Did you know, both tomatoes and broccoli pack a big antioxidant punch, but their cooking methods are opposite!
Tomatoes are loaded with health-protective antioxidants such as lycopene, vitamin C, and vitamin A - yet they have very few calories. If you don't have tomatoes in your summer garden, head to the local farmers market. Pick up some broccoli, too.
Research is homing in on broccoli's protective nutrients. It's steeped in important phytochemicals: beta-carotene, indoles, and isothiocyanates - all cancer-fighting compounds. Broccoli also has phenethyl-ITC (PEITC), which is formed when the vegetables are either cut or chewed - and has been shown, in lab experiments, to kill off cancer cells.
Both cooked tomatoes and cruciferous vegetables - broccoli, cauliflower, and cabbage - have been shown to help prevent cancer, especially prostate cancer. Now, research suggests that eating tomatoes and broccoli together has even more potent health effects.
A landmark study, published in Cancer Research, showed that prostate tumors grew much slower in rats fed both tomato and broccoli powder, compared to rats that ate either broccoli or tomato powder alone, or rats given lycopene as a supplement to their regular diet.
Cooking Tips for Tomatoes and Broccoli
It's a synergistic cancer-fighting effect we can all benefit from - but for maximum effect, you've got to cook tomatoes and broccoli just right.
"The phytonutrients in tomatoes become more concentrated and bioavailable when tomatoes are cooked into a sauce or paste and are eaten with a little oil," writes Joseph Pizzorno, MD, host of WebMD's Integrative Medicine and Wellness blog.
With broccoli, it's just the opposite - overcooking kills its nutrients.

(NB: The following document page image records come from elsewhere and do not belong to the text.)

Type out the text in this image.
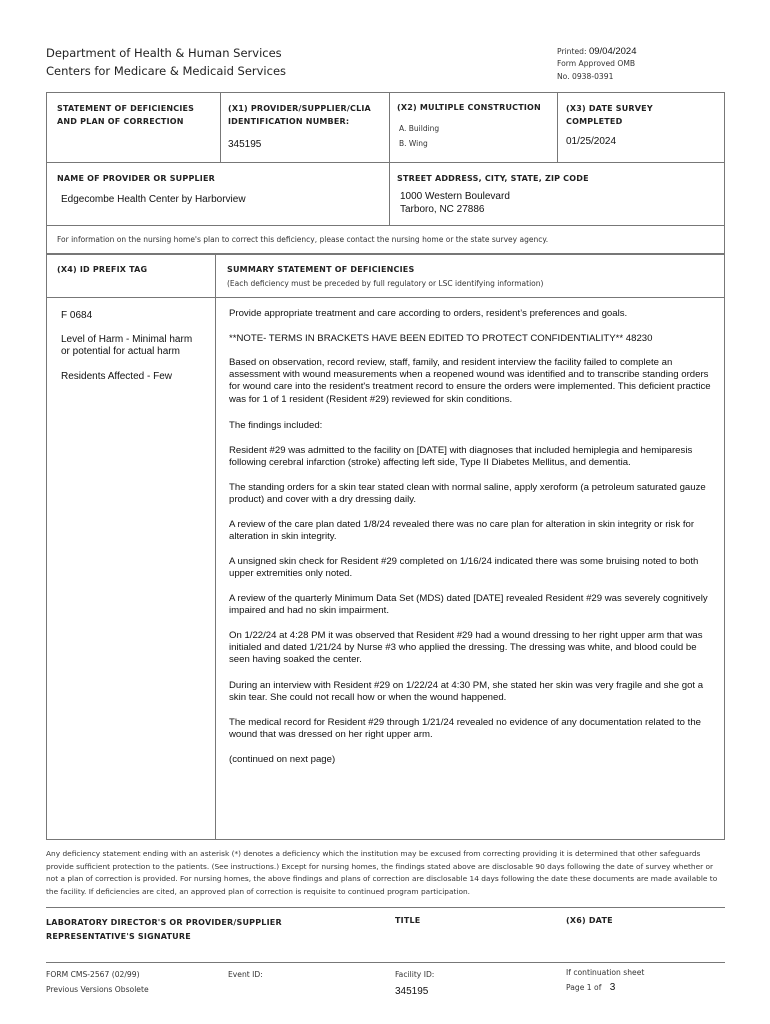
Department of Health & Human Services
Centers for Medicare & Medicaid Services
Printed: 09/04/2024
Form Approved OMB
No. 0938-0391
STATEMENT OF DEFICIENCIES
AND PLAN OF CORRECTION
(X1) PROVIDER/SUPPLIER/CLIA
IDENTIFICATION NUMBER:
345195
(X2) MULTIPLE CONSTRUCTION
A. Building
B. Wing
(X3) DATE SURVEY
COMPLETED
01/25/2024
NAME OF PROVIDER OR SUPPLIER
Edgecombe Health Center by Harborview
STREET ADDRESS, CITY, STATE, ZIP CODE
1000 Western Boulevard
Tarboro, NC 27886
For information on the nursing home's plan to correct this deficiency, please contact the nursing home or the state survey agency.
(X4) ID PREFIX TAG	SUMMARY STATEMENT OF DEFICIENCIES
(Each deficiency must be preceded by full regulatory or LSC identifying information)
F 0684
Level of Harm - Minimal harm
or potential for actual harm
Residents Affected - Few

Provide appropriate treatment and care according to orders, resident’s preferences and goals.

**NOTE- TERMS IN BRACKETS HAVE BEEN EDITED TO PROTECT CONFIDENTIALITY** 48230

Based on observation, record review, staff, family, and resident interview the facility failed to complete an assessment with wound measurements when a reopened wound was identified and to transcribe standing orders for wound care into the resident's treatment record to ensure the orders were implemented. This deficient practice was for 1 of 1 resident (Resident #29) reviewed for skin conditions.

The findings included:

Resident #29 was admitted to the facility on [DATE] with diagnoses that included hemiplegia and hemiparesis following cerebral infarction (stroke) affecting left side, Type II Diabetes Mellitus, and dementia.

The standing orders for a skin tear stated clean with normal saline, apply xeroform (a petroleum saturated gauze product) and cover with a dry dressing daily.

A review of the care plan dated 1/8/24 revealed there was no care plan for alteration in skin integrity or risk for alteration in skin integrity.

A unsigned skin check for Resident #29 completed on 1/16/24 indicated there was some bruising noted to both upper extremities only noted.

A review of the quarterly Minimum Data Set (MDS) dated [DATE] revealed Resident #29 was severely cognitively impaired and had no skin impairment.

On 1/22/24 at 4:28 PM it was observed that Resident #29 had a wound dressing to her right upper arm that was initialed and dated 1/21/24 by Nurse #3 who applied the dressing. The dressing was white, and blood could be seen having soaked the center.

During an interview with Resident #29 on 1/22/24 at 4:30 PM, she stated her skin was very fragile and she got a skin tear. She could not recall how or when the wound happened.

The medical record for Resident #29 through 1/21/24 revealed no evidence of any documentation related to the wound that was dressed on her right upper arm.

(continued on next page)

Any deficiency statement ending with an asterisk (*) denotes a deficiency which the institution may be excused from correcting providing it is determined that other safeguards provide sufficient protection to the patients. (See instructions.) Except for nursing homes, the findings stated above are disclosable 90 days following the date of survey whether or not a plan of correction is provided. For nursing homes, the above findings and plans of correction are disclosable 14 days following the date these documents are made available to the facility. If deficiencies are cited, an approved plan of correction is requisite to continued program participation.

LABORATORY DIRECTOR'S OR PROVIDER/SUPPLIER
REPRESENTATIVE'S SIGNATURE
TITLE	(X6) DATE
FORM CMS-2567 (02/99)
Previous Versions Obsolete
Event ID:	Facility ID:
345195
If continuation sheet
Page 1 of 3
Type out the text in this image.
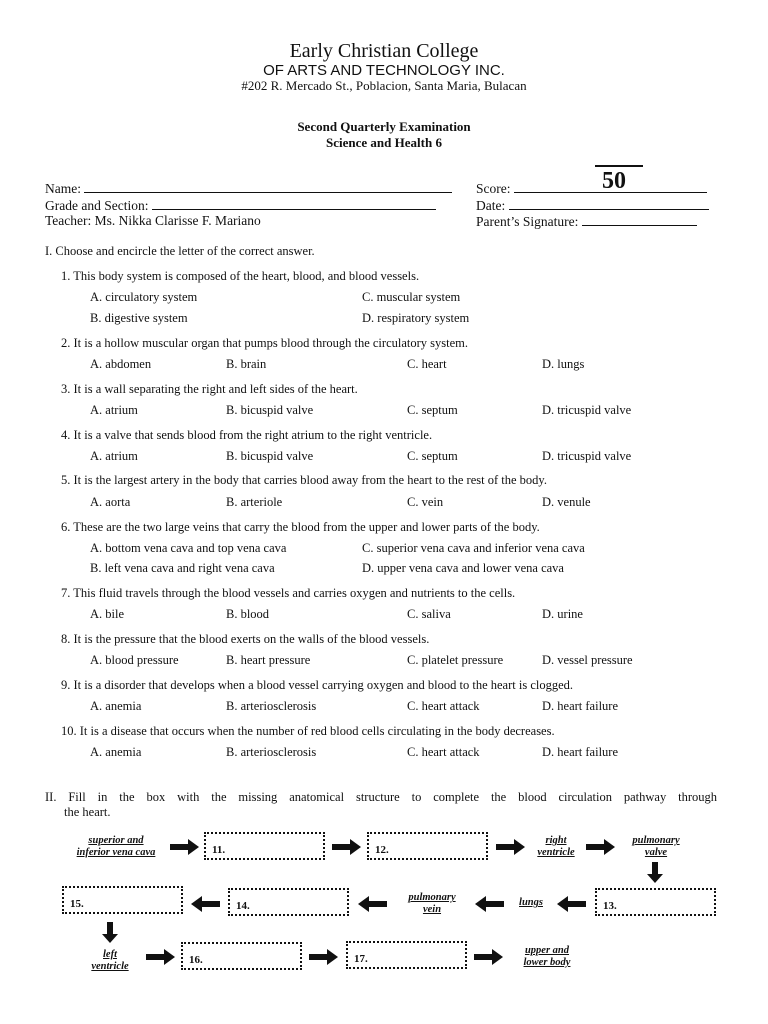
Early Christian College
OF ARTS AND TECHNOLOGY INC.
#202 R. Mercado St., Poblacion, Santa Maria, Bulacan
Second Quarterly Examination
Science and Health 6
Name:
Grade and Section:
Teacher: Ms. Nikka Clarisse F. Mariano
50
Score:
Date:
Parent’s Signature:
I. Choose and encircle the letter of the correct answer.
1. This body system is composed of the heart, blood, and blood vessels.
A. circulatory system	C. muscular system
B. digestive system	D. respiratory system
2. It is a hollow muscular organ that pumps blood through the circulatory system.
A. abdomen	B. brain	C. heart	D. lungs
3. It is a wall separating the right and left sides of the heart.
A. atrium	B. bicuspid valve	C. septum	D. tricuspid valve
4. It is a valve that sends blood from the right atrium to the right ventricle.
A. atrium	B. bicuspid valve	C. septum	D. tricuspid valve
5. It is the largest artery in the body that carries blood away from the heart to the rest of the body.
A. aorta	B. arteriole	C. vein	D. venule
6. These are the two large veins that carry the blood from the upper and lower parts of the body.
A. bottom vena cava and top vena cava	C. superior vena cava and inferior vena cava
B. left vena cava and right vena cava	D. upper vena cava and lower vena cava
7. This fluid travels through the blood vessels and carries oxygen and nutrients to the cells.
A. bile	B. blood	C. saliva	D. urine
8. It is the pressure that the blood exerts on the walls of the blood vessels.
A. blood pressure	B. heart pressure	C. platelet pressure	D. vessel pressure
9. It is a disorder that develops when a blood vessel carrying oxygen and blood to the heart is clogged.
A. anemia	B. arteriosclerosis	C. heart attack	D. heart failure
10. It is a disease that occurs when the number of red blood cells circulating in the body decreases.
A. anemia	B. arteriosclerosis	C. heart attack	D. heart failure
II. Fill in the box with the missing anatomical structure to complete the blood circulation pathway through
the heart.
superior and
inferior vena cava	11.	12.
right
ventricle
pulmonary
valve
15.	14.
pulmonary
vein
lungs	13.
left
ventricle
16.	17.
upper and
lower body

Steam or sauté broccoli lightly. Because broccoli's healthful compounds emerge only after it's been cut, chop florets into half or quarters; let sit for five minutes before cooking.
Fresh tomatoes should be firm and intensely colored when you buy them, advises Kathleen M. Zelman, LD, RD, MPH, WebMD's director of nutrition. Store at room temperature, and eat within a few days.
Canned diced tomatoes are a nutritious addition to salads, pastas, soups, casseroles, or dips - so keep them on hand, Zelman suggests. Add dried tomatoes or roasted red peppers to these dishes, for even more color, nutrition, and taste.
To get the tomato-and-broccoli effect, Pizzorno suggests:
- Enjoy a bowl of tomato soup, along with a salad featuring broccoli florets.
- Add broccoli to the tomato-paste toppings on your favorite pizza.
- Sauté broccoli florets, onions, and mushrooms to crown your pasta sauce.
Also, don't forget appetizers: broccoli florets, grape tomatoes, celery, carrots, crackers, and dips. Toast your good health with a glass of tomato juice!